世の中おかしな事だらけ 三橋貴明の『マスコミに騙されるな!』 第347回 道徳的に正しい経済 (3/3ページ)

週刊実話

グローバリズムの政策を20年も続けた我が国がどのような社会に変貌を遂げたのか、目の前の現実を見れば分かるだろう。

 ちなみに、筆者は別に市場を否定しているわけではない。自己利益最大化のみを追求するグローバリストのレトリックを批判しているにすぎない。市場に任せた方が「経世済民」につながる財やサービスも、それはあるだろう。

 あるだろうが、「すべての財やサービスにおいて、市場が常に正しい」などあり得ない。特に、防衛や防災といった安全保障関連は、「市場」に任せることは不可能だ。防衛、防災は「国民を守る」サービスである。そして、市場に国籍はない。国家の概念がない市場において「特定の国民を守る」という発想は存在し得ない。

 それにも関わらず「神の見えざる手」という言葉が、あたかも普遍的に正しいかのごときレトリックが使われ、市場が正当化される。

 そして、緊縮財政に反対すると、「強欲的」と批判され、道徳的に間違っているという印象を植え付けられる。特に、英語に至っては、言葉そのものがそうなっているわけだから、厄介な話だ。

 恐らくこの種の問題は、過去数百年、あるいはそれ以上の期間、人間社会を苦しめてきたのだろう。
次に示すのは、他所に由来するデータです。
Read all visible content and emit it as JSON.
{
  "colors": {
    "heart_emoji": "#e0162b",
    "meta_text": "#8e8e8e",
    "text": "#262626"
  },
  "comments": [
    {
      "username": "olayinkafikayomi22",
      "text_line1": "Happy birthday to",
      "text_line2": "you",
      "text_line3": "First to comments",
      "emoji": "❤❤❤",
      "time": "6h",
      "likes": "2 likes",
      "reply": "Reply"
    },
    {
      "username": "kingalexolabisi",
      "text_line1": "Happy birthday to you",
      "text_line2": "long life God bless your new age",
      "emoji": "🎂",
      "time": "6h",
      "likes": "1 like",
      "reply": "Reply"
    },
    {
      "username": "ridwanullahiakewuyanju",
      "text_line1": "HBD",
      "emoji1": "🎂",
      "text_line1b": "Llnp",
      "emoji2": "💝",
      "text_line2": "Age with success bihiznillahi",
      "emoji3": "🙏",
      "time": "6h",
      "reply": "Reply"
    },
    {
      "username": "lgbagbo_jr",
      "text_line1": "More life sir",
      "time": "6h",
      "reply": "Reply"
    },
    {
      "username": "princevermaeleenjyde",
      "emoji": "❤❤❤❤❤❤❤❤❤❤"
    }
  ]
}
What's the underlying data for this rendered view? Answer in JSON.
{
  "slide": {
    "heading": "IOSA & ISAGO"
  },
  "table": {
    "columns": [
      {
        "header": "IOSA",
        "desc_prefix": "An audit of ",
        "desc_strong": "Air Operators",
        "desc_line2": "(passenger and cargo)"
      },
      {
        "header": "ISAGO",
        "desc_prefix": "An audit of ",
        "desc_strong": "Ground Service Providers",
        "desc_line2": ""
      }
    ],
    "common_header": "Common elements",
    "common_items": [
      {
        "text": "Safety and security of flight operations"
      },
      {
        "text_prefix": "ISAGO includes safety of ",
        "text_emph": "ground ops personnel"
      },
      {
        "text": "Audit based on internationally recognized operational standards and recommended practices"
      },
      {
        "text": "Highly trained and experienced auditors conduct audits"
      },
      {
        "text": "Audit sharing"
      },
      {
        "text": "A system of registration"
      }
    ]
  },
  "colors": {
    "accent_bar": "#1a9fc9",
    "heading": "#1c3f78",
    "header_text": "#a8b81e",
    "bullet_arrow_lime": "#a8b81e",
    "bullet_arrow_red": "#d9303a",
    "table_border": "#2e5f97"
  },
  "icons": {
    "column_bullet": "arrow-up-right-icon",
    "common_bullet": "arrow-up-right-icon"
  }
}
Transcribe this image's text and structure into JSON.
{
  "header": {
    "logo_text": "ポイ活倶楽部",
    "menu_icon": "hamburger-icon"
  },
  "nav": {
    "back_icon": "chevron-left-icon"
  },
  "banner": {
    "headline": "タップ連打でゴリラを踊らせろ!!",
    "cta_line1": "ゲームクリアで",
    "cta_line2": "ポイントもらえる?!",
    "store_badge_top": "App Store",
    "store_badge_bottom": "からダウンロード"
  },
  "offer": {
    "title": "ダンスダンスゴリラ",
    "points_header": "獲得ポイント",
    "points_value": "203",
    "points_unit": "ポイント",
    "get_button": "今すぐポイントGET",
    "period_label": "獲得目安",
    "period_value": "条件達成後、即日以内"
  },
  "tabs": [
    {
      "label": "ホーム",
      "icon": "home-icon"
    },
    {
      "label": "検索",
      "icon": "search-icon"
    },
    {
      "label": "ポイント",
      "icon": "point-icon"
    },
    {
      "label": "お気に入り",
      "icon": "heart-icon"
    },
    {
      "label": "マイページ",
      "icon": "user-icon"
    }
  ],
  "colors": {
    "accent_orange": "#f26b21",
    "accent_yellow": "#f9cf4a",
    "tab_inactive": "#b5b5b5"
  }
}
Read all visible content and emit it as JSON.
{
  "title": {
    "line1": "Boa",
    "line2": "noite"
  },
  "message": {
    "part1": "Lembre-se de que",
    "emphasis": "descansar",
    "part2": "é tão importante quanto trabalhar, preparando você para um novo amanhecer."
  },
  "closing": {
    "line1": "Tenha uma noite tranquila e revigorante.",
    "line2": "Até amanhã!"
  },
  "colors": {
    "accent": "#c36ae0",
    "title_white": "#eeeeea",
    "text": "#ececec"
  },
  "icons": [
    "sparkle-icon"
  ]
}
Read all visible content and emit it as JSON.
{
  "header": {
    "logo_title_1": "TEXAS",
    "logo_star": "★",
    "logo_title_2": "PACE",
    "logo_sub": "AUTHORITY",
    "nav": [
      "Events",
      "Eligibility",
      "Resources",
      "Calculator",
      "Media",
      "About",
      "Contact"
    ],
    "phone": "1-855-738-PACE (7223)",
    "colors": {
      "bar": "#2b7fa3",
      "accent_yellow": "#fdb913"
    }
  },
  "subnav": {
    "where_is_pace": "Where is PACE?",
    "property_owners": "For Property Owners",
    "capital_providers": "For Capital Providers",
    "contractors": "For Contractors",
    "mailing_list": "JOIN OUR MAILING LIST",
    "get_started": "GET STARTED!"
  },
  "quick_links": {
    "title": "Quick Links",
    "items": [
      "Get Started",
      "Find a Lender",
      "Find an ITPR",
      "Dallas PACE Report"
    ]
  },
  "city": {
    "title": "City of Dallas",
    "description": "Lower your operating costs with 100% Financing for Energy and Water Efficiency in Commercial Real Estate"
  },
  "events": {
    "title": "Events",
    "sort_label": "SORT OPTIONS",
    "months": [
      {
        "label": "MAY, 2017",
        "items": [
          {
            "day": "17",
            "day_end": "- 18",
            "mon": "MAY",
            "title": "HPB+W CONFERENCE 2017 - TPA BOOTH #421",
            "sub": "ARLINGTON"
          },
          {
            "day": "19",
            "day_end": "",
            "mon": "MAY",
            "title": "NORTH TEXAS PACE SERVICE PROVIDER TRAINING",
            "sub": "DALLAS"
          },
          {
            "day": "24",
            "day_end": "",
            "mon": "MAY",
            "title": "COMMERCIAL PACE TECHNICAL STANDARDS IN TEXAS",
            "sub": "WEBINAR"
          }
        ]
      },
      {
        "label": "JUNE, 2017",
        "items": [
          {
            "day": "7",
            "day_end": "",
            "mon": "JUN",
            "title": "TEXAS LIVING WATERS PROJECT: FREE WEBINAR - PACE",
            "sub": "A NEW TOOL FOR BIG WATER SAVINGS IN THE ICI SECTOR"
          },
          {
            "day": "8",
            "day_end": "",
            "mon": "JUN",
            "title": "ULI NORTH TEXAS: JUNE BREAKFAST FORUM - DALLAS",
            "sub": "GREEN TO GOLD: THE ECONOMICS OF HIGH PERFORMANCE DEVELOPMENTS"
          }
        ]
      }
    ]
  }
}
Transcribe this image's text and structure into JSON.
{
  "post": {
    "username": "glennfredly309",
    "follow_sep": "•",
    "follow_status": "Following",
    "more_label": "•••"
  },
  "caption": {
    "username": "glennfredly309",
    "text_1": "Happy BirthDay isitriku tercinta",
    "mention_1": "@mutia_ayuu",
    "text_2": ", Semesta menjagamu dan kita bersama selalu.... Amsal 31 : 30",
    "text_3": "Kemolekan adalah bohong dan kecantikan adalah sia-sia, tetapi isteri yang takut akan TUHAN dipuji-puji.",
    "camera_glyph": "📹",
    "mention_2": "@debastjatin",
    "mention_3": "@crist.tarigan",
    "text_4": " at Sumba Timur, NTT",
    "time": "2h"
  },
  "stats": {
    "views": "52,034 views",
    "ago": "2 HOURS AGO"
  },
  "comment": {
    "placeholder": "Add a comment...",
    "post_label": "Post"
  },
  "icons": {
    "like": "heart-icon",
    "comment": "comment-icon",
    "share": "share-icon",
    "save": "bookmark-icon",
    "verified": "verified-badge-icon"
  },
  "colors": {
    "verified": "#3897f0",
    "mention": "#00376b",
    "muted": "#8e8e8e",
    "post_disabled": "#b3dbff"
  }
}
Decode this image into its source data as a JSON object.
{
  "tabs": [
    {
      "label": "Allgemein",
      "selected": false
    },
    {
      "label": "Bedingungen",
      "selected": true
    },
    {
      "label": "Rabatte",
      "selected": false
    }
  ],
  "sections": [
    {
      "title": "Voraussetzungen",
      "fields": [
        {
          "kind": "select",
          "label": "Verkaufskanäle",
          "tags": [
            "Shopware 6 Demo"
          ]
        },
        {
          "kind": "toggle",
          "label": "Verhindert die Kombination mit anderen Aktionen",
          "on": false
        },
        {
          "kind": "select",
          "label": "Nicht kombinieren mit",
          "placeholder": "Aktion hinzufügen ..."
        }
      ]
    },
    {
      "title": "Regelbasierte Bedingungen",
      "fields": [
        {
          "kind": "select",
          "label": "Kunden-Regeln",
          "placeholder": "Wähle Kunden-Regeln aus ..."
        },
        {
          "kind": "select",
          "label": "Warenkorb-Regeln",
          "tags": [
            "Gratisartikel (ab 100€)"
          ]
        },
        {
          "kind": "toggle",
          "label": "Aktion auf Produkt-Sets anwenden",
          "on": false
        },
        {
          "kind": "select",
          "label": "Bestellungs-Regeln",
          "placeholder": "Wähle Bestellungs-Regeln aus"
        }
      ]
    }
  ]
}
「緊縮財政は道徳的に正しい」と主張する緊縮推進派に対しては、
「いや、違う。一見、緊縮財政は禁欲的で、道徳的に正しいように見えるが、実際には『特定の誰か』を富ませるだけで、国民が貧困化し、最終的には経済や共同体が維持できなくなる」

 と、正しく構造を説明しなければならないわけだ。

 禁欲は個人の道徳として正しいのかも知れないが、「国民がみんなで豊かになる」も、間違いなく道徳的に正しい。道徳的に正しい経済は、少なくとも現在の日本では「緊縮財政ではない」という現実を広める必要がある。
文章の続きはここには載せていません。